Delegate Patrick Hope came to the Alexandria campus of Northern Virginia Community College to talk to my Cultural Geography (Geo 210) classes on Wednesday, March 19. Delegate Hope, represents the 47th district (Arlington) as a Democratic member of the Virginia House of Delegates. He talked to the students about Virginia gerrymandering and his campaign to become a member of the U.S. House of Representatives for Virginia’s 8th Congressional District.
Gerrymandering was the first topic he discussed, which answered the question: What is it? Students found out that gerrymandering is the drawing of electoral district boundaries in awkward shapes to make the districts safe for the party in power. In 2011, when the districts were drawn, Republicans controlled the Virginia House of Delegates and the Virginia Senate. Therefore, the process of drawing new districts, or redistricting, tended to favor Republicans.
Northern Virginia’s District 51, Virginia House of Delegates, is a classic example of gerrymandering. Republican Delegate Rich Anderson had a close election in 2009, winning with only 50.78% of the vote compared to 49.05% for his Democratic opponent. District 51 went from a compact shape to an elongated one in 2011; it became much more Republican, by getting rid of urban Democratic precincts (red area on map) and adding rural Republican precincts (blue area on map) far to the west.
The House of Delegates does not represent Virginia, according to Delegate Hope. Virginia is a purple state with roughly equal populations of Republicans and Democrats, but the power of gerrymandering makes for a lopsided Virginia House. There are 68 Republican delegates and only 32 Democratic delegates. The next election is in 2015, and by then population growth will make some of the districts less safe for Republicans. In the meantime, Delegate Hope confided that Democrats have virtually no say in the chamber.
Delegate Hope represents about 80,000 people as a Virginia delegate, but this will grow to representing some 800,000 if he becomes a U.S. Representative. However, the road to the U.S. House from the Virginia House is long and expensive. First, there is the Democratic primary on June 10, with Delegate Hope facing 10 other Democrats. Whoever wins the Democratic primary will most likely win the election in November. Hope was asked by one of the students how much money he needed to raise for a Congressional seat, and he replied “about $550,000.”
Health care motivated Delegate Hope to run for the 8th U.S. House district in Virginia.
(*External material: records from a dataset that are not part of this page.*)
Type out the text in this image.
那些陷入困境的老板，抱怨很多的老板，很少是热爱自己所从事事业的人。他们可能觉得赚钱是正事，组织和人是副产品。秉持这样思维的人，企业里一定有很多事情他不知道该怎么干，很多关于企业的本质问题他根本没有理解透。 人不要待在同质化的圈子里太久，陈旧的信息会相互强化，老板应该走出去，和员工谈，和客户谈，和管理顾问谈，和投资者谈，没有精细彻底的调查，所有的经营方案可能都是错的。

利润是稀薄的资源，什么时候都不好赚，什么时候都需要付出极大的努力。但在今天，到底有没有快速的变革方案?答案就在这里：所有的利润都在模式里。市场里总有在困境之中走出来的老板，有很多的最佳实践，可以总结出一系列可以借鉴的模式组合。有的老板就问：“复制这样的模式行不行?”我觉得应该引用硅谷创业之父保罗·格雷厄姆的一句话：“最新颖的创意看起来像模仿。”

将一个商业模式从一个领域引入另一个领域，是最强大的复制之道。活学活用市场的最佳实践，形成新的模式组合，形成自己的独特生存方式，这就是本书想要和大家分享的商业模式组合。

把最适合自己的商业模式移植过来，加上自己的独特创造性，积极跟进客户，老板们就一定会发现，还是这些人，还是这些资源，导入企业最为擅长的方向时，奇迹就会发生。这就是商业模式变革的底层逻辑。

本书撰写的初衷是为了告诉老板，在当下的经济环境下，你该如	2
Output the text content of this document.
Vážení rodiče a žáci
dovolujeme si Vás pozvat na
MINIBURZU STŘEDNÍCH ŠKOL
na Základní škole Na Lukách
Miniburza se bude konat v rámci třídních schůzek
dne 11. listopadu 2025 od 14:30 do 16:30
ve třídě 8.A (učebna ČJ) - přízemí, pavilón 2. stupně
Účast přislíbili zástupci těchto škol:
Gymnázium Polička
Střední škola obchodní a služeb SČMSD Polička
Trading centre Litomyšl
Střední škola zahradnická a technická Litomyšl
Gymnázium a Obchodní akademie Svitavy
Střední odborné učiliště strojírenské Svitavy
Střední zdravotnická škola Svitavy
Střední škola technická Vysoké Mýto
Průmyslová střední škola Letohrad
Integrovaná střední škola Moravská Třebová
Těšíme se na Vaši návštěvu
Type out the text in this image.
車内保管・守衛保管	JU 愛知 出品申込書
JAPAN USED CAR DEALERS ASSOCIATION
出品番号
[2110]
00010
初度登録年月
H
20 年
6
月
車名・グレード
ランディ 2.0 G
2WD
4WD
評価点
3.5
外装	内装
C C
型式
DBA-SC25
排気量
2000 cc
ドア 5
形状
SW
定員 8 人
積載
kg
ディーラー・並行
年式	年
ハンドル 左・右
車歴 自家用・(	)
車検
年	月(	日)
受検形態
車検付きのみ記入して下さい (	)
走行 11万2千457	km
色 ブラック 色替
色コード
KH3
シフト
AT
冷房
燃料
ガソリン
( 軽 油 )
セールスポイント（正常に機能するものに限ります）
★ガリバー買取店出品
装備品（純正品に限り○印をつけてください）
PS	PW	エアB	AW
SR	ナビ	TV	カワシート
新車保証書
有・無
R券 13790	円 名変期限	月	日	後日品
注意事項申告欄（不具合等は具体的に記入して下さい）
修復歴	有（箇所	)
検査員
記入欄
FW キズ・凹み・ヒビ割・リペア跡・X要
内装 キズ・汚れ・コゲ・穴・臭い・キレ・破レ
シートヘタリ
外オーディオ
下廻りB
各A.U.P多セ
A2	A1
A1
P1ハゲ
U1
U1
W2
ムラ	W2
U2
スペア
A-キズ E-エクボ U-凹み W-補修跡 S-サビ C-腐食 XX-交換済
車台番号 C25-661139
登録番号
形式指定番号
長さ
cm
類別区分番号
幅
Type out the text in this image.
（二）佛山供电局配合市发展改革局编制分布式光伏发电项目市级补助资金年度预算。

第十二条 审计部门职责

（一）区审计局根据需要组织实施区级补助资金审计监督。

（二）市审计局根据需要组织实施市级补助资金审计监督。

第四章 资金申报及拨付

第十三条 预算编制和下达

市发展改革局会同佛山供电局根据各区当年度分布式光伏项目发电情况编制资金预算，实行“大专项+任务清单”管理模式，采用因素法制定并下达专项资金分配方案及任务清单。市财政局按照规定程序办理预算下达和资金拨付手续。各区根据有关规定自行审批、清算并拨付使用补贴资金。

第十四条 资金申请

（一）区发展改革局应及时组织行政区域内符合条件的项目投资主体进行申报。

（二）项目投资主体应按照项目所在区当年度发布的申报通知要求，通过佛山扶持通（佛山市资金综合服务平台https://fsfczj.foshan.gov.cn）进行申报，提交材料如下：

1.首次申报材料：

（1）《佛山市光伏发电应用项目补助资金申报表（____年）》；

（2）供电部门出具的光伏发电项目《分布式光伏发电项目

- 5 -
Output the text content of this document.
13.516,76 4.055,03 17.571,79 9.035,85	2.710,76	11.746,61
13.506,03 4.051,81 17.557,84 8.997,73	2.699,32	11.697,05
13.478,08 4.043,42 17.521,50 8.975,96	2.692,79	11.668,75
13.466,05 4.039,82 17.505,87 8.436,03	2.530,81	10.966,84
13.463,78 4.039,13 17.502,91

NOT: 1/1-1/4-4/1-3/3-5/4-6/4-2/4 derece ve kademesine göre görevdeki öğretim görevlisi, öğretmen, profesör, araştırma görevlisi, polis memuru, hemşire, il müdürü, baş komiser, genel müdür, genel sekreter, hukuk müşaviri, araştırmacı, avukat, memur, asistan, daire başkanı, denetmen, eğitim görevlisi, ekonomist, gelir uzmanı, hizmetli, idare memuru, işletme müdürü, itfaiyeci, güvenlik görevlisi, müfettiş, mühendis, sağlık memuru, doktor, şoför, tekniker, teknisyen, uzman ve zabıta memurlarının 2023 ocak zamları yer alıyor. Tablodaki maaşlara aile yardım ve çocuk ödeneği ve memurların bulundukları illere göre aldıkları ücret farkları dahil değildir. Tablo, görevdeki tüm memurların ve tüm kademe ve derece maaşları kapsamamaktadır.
His central concern is “to improve access and care for patients.” Delegate Hope leads community organizations dealing with aging and homelessness, and he is the Director for Legislative Policy at the American College of Cardiology. He firmly believes in President Obama’s Affordable Care Act (ACA or Obamacare) and feels that he can help it succeed as a member of the U.S. House.
Hope’s geographic campaign strategy is to meet people throughout the district and raise money (in that order). In 2009 he won the Democratic primary by going door to door in the 47th district. Money was strictly secondary. In the 2009 primary Patrick Hope received almost twice the votes of his nearest competitor, while two of his competitors spent more than twice as much in their campaigns. He plans to capture most of the Arlington vote, while his competitors divide the Alexandria vote. His “Hope for Virginia” campaign may just take him from Richmond to Washington.